Responsibility for such a collective strategy lies both with the sector itself and the authorities that regulate the sector.
4. Must the transition come from the outside, from within, or both? What role for investors?
Both. The inside of the system knows best what the bottlenecks are, but is also burdened by existing structures that block change. It therefore needs intrapreneurs who stick out their neck to make change happen. It also needs outside pressure to keep momentum for change. And perhaps most importantly, the outside brings new ideas to do things differently – just like Tesla transformed the car industry from the outside by building cars in a very different way.
Investors can take a leading role here, by asking companies (including financial institutions) to report and steer on integrated value. In addition, they need to respond to sustainability transitions that emerge in economic sectors such as energy, food, mobility or healthcare, where we see a shift from linear, fossil and financial growth to renewables, circularity and broad welfare. These transitions should have fundamental implications for financial models, returns on investment and (distribution of) profits. However, the majority of the financial system, including investors, banks, and companies, considers sustainability mainly from a risk mitigation perspective. They use ESG ratings to minimise financial losses from sustainability trends. This route is based on the implicit assumption of gradual change, where ESG ratings, regulation (e.g. the European green taxonomy) and technology will keep the system afloat. Financial performance remains the goal, subject to minimising (ESG) risks modelled on historical data. ESG thinking is actually more similar to traditional finance than to transition finance and in a way also hampers sustainability transitions (see Table below).
Table: From traditional to transition finance
The desired transition should be guided and accelerated all the relevant levels in the financial system:
• Level 1 – The overall finance transition: the transition to a financial system that manages for integrated value;
• Level 2 – Financing sustainability transitions: ensuring that other sustainability transitions, such as those in energy and food, are financed;
• Level 3 – Financial institutions in transition: how financial institutions can participate in and accelerate the above two transitions;
• Level 4 – Financial professionals in transition: what financial professionals can do in the above three transitions.
At each level, professionals in government, regulation, business, finance, research and education need to work together to support a positive finance transition. This means i) developing an integrated value and nature-positive culture and mindset; ii) changing existing structures, incentives, indicators, and conditions to that end, and iii) mainstreaming and normalising routines and practices, inside and outside the financial system, that work for planet and people.

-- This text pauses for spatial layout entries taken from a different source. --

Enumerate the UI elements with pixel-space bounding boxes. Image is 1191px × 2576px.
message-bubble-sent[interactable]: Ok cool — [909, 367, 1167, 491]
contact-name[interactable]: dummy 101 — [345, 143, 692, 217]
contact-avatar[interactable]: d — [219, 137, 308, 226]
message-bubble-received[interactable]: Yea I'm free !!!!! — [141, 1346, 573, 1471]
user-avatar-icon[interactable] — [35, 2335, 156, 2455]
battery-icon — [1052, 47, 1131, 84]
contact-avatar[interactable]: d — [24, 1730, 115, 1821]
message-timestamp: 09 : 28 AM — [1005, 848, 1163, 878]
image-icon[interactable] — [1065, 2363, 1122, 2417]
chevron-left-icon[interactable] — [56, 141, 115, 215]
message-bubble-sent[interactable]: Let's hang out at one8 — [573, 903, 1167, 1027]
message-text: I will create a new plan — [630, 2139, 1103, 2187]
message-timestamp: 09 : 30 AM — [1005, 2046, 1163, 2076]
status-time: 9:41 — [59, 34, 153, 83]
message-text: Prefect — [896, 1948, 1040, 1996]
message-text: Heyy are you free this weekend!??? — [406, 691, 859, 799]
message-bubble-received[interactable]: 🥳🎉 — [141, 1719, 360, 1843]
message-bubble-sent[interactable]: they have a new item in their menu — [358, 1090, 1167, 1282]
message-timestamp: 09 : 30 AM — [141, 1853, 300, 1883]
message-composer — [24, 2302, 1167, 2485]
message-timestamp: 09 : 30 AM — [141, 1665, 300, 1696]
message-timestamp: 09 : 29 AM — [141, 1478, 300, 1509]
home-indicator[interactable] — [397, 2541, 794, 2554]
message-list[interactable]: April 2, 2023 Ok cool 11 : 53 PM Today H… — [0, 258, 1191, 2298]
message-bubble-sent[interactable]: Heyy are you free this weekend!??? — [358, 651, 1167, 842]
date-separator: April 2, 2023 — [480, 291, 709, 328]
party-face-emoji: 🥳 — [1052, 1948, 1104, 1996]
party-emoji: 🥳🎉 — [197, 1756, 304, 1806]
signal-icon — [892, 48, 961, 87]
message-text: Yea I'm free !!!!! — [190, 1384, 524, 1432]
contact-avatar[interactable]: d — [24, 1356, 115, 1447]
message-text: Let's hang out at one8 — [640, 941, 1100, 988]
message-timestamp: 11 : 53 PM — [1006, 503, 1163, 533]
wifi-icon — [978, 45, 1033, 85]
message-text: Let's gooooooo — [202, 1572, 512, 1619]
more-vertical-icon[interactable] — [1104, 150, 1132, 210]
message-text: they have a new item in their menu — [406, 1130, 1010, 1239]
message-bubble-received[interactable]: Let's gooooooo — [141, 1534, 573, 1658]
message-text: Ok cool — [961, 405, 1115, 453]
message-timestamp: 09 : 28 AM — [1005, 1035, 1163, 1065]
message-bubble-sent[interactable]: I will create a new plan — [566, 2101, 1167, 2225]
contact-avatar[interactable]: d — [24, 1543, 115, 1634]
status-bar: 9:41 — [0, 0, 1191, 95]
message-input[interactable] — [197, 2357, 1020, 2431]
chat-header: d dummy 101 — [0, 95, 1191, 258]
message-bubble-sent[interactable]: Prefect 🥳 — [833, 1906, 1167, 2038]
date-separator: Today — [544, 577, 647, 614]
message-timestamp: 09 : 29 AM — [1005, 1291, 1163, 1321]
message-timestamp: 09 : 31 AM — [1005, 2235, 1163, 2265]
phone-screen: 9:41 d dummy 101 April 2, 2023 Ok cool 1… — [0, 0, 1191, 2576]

This change can be kickstarted with methods such as transition arenas that create networks of transformative professionals with shared discourses and agendas. They can deliberately support desired transitions through their daily activities and thus make their work more transformative. Methods like these help people visualise alternative futures, link these back to daily practices and begin transforming their default mindsets and ways of working to make positive outcomes a reality.